Incredibly tasty, beautiful and appetizing! Vanilla cupcakes with Boston cream can be considered miniature copies of Boston cream cake, a famous American dessert. Each cupcake is filled with delicate cream and decorated with a lush top of chocolate ganache.
cook time: 1h
Isla Thatcher
Boston Cream Vanilla Cupcakes

Nutrition Facts (per serving)

327
Calories
19g
Fat
33g
Carbs
4g
Protein

Ingredients (12 portions)

For dough:

Sugar 155 g
Wheat flour 163 g
Butter 83 g
Water 30 ml
Milk 90 ml
Sour cream 85 g
Baking powder 8 g
Vanilla sugar 10 g
Egg whites 3 pc

For cream:

Sugar 79 g
Butter 50 g
Milk 270 ml
Egg yolks 2 pc
Starch 2 tbsp
Vanilla sugar 10 g

For the ganache:

Dark chocolate 300 g
Heavy cream 200 ml

Recipe instructions

Step 1

Step 1
How to make vanilla cupcakes with Boston cream? First make the cream and ganache. They need to stand. How to make Boston cream? Divide the eggs into whites and yolks. The whites will go into the dough, the yolks into the cream. Mix cold milk with yolks, sugar, vanilla sugar in a saucepan. Add starch. Place everything on low heat. Stirring constantly, bring to a boil.

Step 2

Step 2
When the mixture begins to bubble and thicken, remove it from the heat. Cool it for 5 minutes and then add the softened butter. Stir the cream until smooth. Cover with film so that it lies on the surface of the cream. This will prevent a crust from forming. Place the cream in the refrigerator to cool.

Step 3

Step 3
How to make chocolate ganache?
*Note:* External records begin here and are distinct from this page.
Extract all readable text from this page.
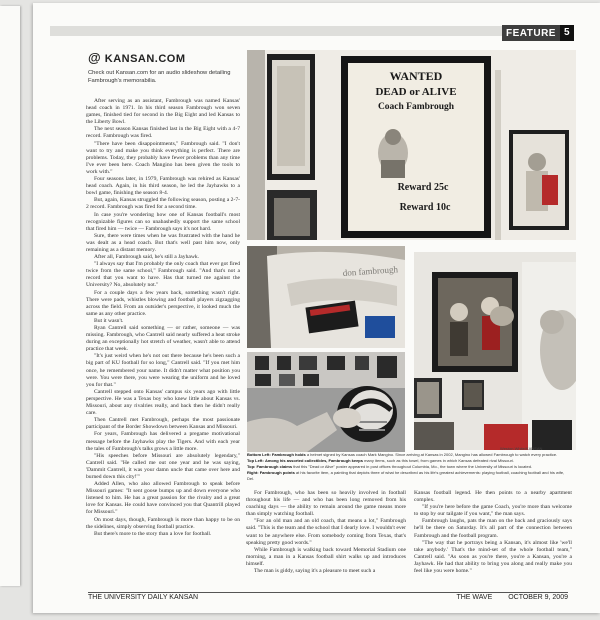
FEATURE 5
@ KANSAN.COM
Check out Kansan.com for an audio slideshow detailing Fambrough's memorabilia.

After serving as an assistant, Fambrough was named Kansas' head coach in 1971. In his third season Fambrough won seven games, finished tied for second in the Big Eight and led Kansas to the Liberty Bowl.

The next season Kansas finished last in the Big Eight with a 4-7 record. Fambrough was fired.

"There have been disappointments," Fambrough said. "I don't want to try and make you think everything is perfect. There are problems. Today, they probably have fewer problems than any time I've ever been here. Coach Mangino has been given the tools to work with."

Four seasons later, in 1979, Fambrough was rehired as Kansas' head coach. Again, in his third season, he led the Jayhawks to a bowl game, finishing the season 8-4.

But, again, Kansas struggled the following season, posting a 2-7-2 record. Fambrough was fired for a second time.

In case you're wondering how one of Kansas football's most recognizable figures can so unabashedly support the same school that fired him — twice — Fambrough says it's not hard.

Sure, there were times when he was frustrated with the hand he was dealt as a head coach. But that's well past him now, only remaining as a distant memory.

After all, Fambrough said, he's still a Jayhawk.

"I always say that I'm probably the only coach that ever got fired twice from the same school," Fambrough said. "And that's not a record that you want to have. Has that turned me against the University? No, absolutely not."

For a couple days a few years back, something wasn't right. There were pads, whistles blowing and football players zigzagging across the field. From an outsider's perspective, it looked much the same as any other practice.

But it wasn't.

Ryan Cantrell said something — or rather, someone — was missing. Fambrough, who Cantrell said nearly suffered a heat stroke during an exceptionally hot stretch of weather, wasn't able to attend practice that week.

"It's just weird when he's not out there because he's been such a big part of KU football for so long," Cantrell said. "If you met him once, he remembered your name. It didn't matter what position you were. You were there, you were wearing the uniform and he loved you for that."

Cantrell stepped onto Kansas' campus six years ago with little perspective. He was a Texas boy who knew little about Kansas vs. Missouri, about any rivalries really, and back then he didn't really care.

Then Cantrell met Fambrough, perhaps the most passionate participant of the Border Showdown between Kansas and Missouri.

For years, Fambrough has delivered a pregame motivational message before the Jayhawks play the Tigers. And with each year the tales of Fambrough's talks grows a little more.

"His speeches before Missouri are absolutely legendary," Cantrell said. "He called me out one year and he was saying, 'Dammit Cantrell, it was your damn uncle that came over here and burned down this city!'"

Added Allen, who also allowed Fambrough to speak before Missouri games: "It sent goose bumps up and down everyone who listened to him. He has a great passion for the rivalry and a great love for Kansas. He could have convinced you that Quantrill played for Missouri."

On most days, though, Fambrough is more than happy to be on the sidelines, simply observing football practice.

But there's more to the story than a love for football.

WANTED
DEAD or ALIVE
Coach Fambrough
Reward 25c
Reward 10c
don fambrough
Weston White/KANSAN
Bottom Left: Fambrough holds a helmet signed by Kansas coach Mark Mangino. Since arriving at Kansas in 2002, Mangino has allowed Fambrough to watch every practice.
Top Left: Among his assorted collectibles, Fambrough keeps many items, such as this towel, from games in which Kansas defeated rival Missouri.
Top: Fambrough claims that this "Dead or Alive" poster appeared in post offices throughout Columbia, Mo., the town where the University of Missouri is located.
Right: Fambrough points at his favorite item, a painting that depicts three of what he described as his life's greatest achievements: playing football, coaching football and his wife, Del.

For Fambrough, who has been so heavily involved in football throughout his life — and who has been long removed from his coaching days — the ability to remain around the game means more than simply watching football.

"For an old man and an old coach, that means a lot," Fambrough said. "This is the team and the school that I dearly love. I wouldn't ever want to be anywhere else. From somebody coming from Texas, that's speaking pretty good words."

While Fambrough is walking back toward Memorial Stadium one morning, a man in a Kansas football shirt walks up and introduces himself.

The man is giddy, saying it's a pleasure to meet such a

Kansas football legend. He then points to a nearby apartment complex.

"If you're here before the game Coach, you're more than welcome to stop by our tailgate if you want," the man says.

Fambrough laughs, pats the man on the back and graciously says he'll be there on Saturday. It's all part of the connection between Fambrough and the football program.

"The way that he portrays being a Kansan, it's almost like 'we'll take anybody.' That's the mind-set of the whole football team," Cantrell said. "As soon as you're there, you're a Kansan, you're a Jayhawk. He had that ability to bring you along and really make you feel like you were home."

THE UNIVERSITY DAILY KANSAN	THE WAVE OCTOBER 9, 2009
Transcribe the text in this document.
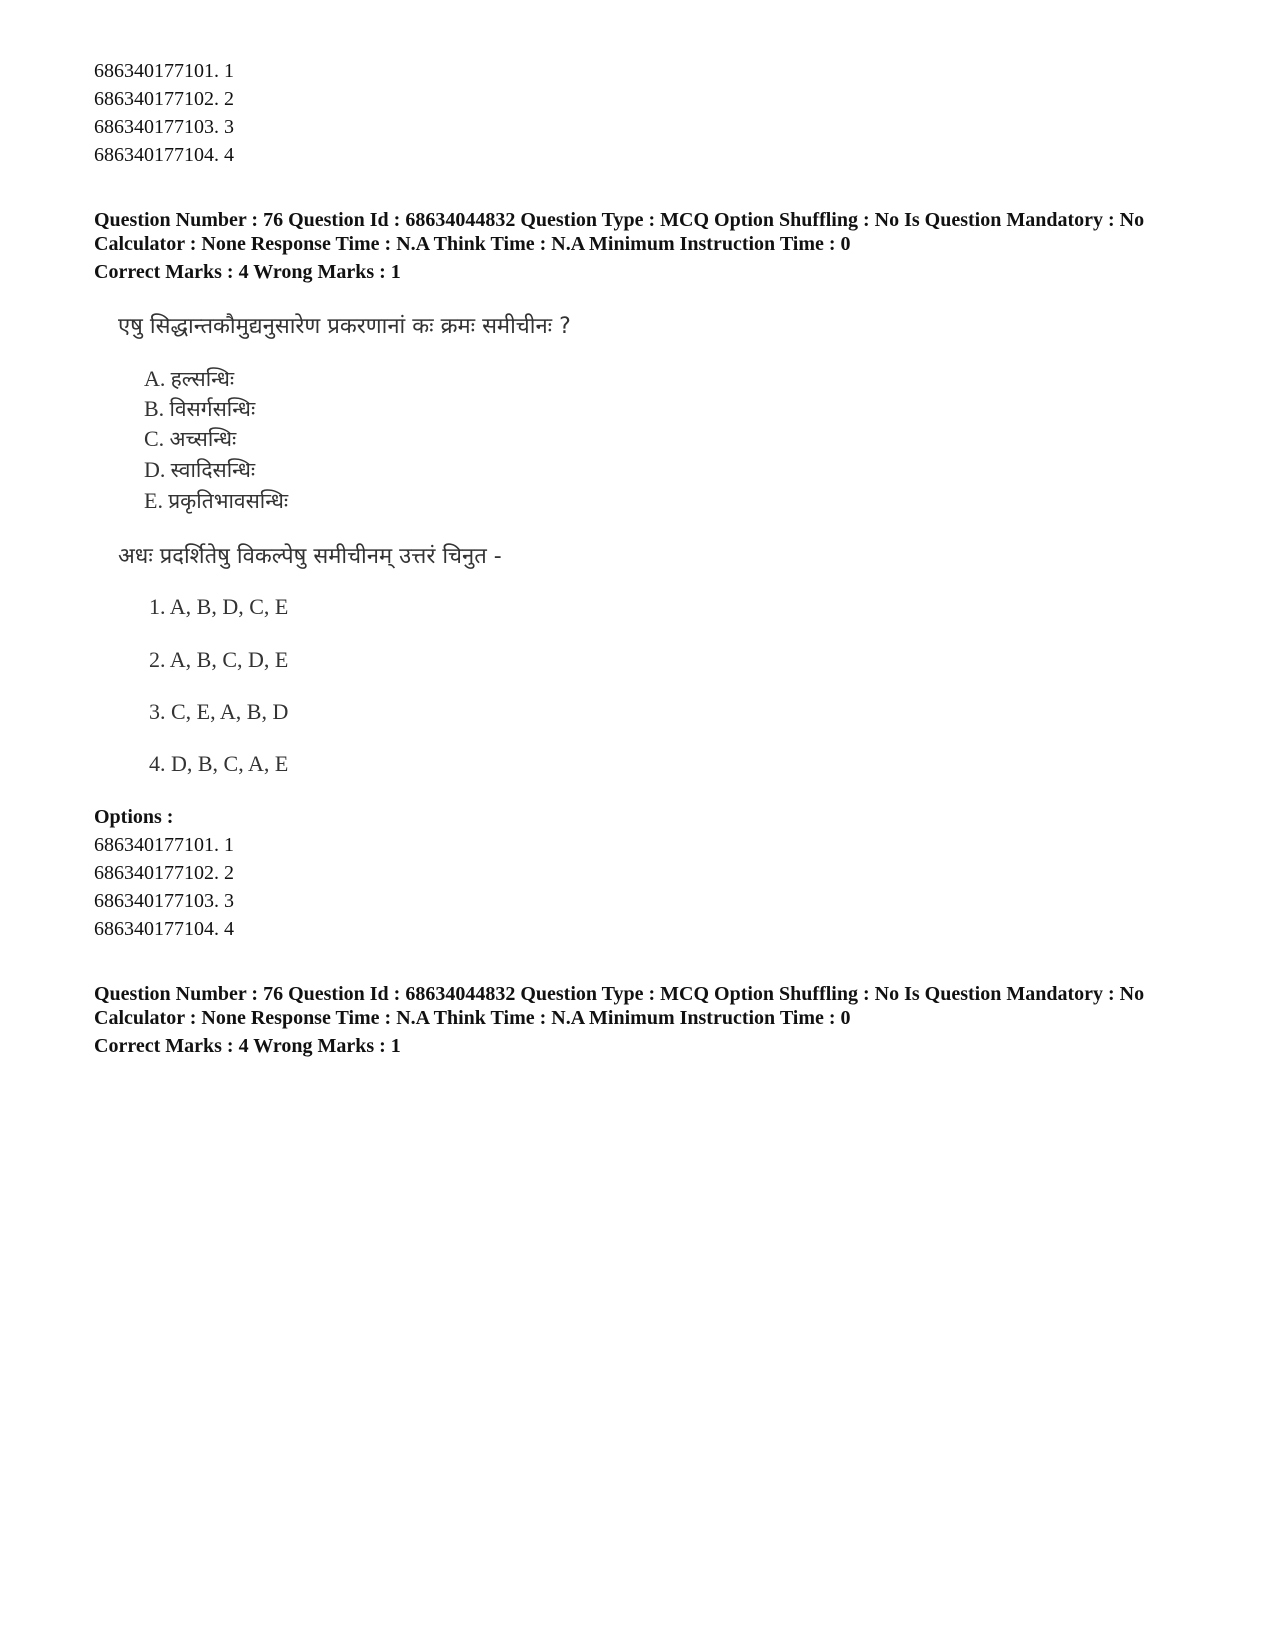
686340177101. 1
686340177102. 2
686340177103. 3
686340177104. 4

Question Number : 76 Question Id : 68634044832 Question Type : MCQ Option Shuffling : No Is Question Mandatory : No Calculator : None Response Time : N.A Think Time : N.A Minimum Instruction Time : 0

Correct Marks : 4 Wrong Marks : 1

एषु सिद्धान्तकौमुद्यनुसारेण प्रकरणानां कः क्रमः समीचीनः ?
A. हल्सन्धिः
B. विसर्गसन्धिः
C. अच्सन्धिः
D. स्वादिसन्धिः
E. प्रकृतिभावसन्धिः
अधः प्रदर्शितेषु विकल्पेषु समीचीनम् उत्तरं चिनुत -
1. A, B, D, C, E
2. A, B, C, D, E
3. C, E, A, B, D
4. D, B, C, A, E
Options :
686340177101. 1
686340177102. 2
686340177103. 3
686340177104. 4

Question Number : 76 Question Id : 68634044832 Question Type : MCQ Option Shuffling : No Is Question Mandatory : No Calculator : None Response Time : N.A Think Time : N.A Minimum Instruction Time : 0

Correct Marks : 4 Wrong Marks : 1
Divide the cream into two parts, each 100 ml. Place one part in the refrigerator to cool. Heat the other 100 ml of cream in a saucepan to a temperature of 40 degrees. Add chocolate to cream and let it melt. Mix thoroughly. Then let the creamy chocolate mixture cool thoroughly.

Step 4

Step 4
Whip the remaining 100 ml of chilled cream into a dense foam. When choosing cream, pay attention to its quality — it should not contain vegetable fats or other additives. Otherwise, the cream may not whip. Read about how to whip cream correctly at the end of the recipe. Gradually add the cooled creamy chocolate mixture into the cream. Whisk the resulting ganache thoroughly, cover with cling film and refrigerate for at least 4 hours.

Step 5

Step 5
All thatʼs left is to bake the cupcakes. How to make vanilla cupcakes? Beat soft butter and sugar until fluffy and light, add vanilla sugar.

Step 6

Step 6
Add sour cream. Then add the whites one at a time, stirring the dough each time.

Step 7

Step 7
Then add half a portion of flour with baking powder and mix. Add milk and water. And at the end there is more flour. Mix the dough thoroughly until smooth.

Step 8

Step 8
Prepare paper cupcake liners. Pour the dough to 2/3 of the height. Place the ramekins on a baking sheet or muffin tin.

Step 9

Step 9
Bake cupcakes in an oven preheated to 180°C until golden brown. When the top layer of baked goods is slightly browned, check it for readiness: pierce it with a wooden skewer in several places; if the skewer comes out dry, then the mold (or baking sheet) can be removed from the oven. Cool the finished cupcakes.

Step 10

Step 10
Cut out the center of the cooled cupcakes.

Step 11

Step 11
Place the cream in a piping bag.

Step 12

Step 12
Pipe it into cupcakes.

Step 13

Step 13
Place the ganache in a piping bag fitted with a closed star tip. Use a pretty top to pipe the ganache onto the cupcakes. All is ready! Bon appetit!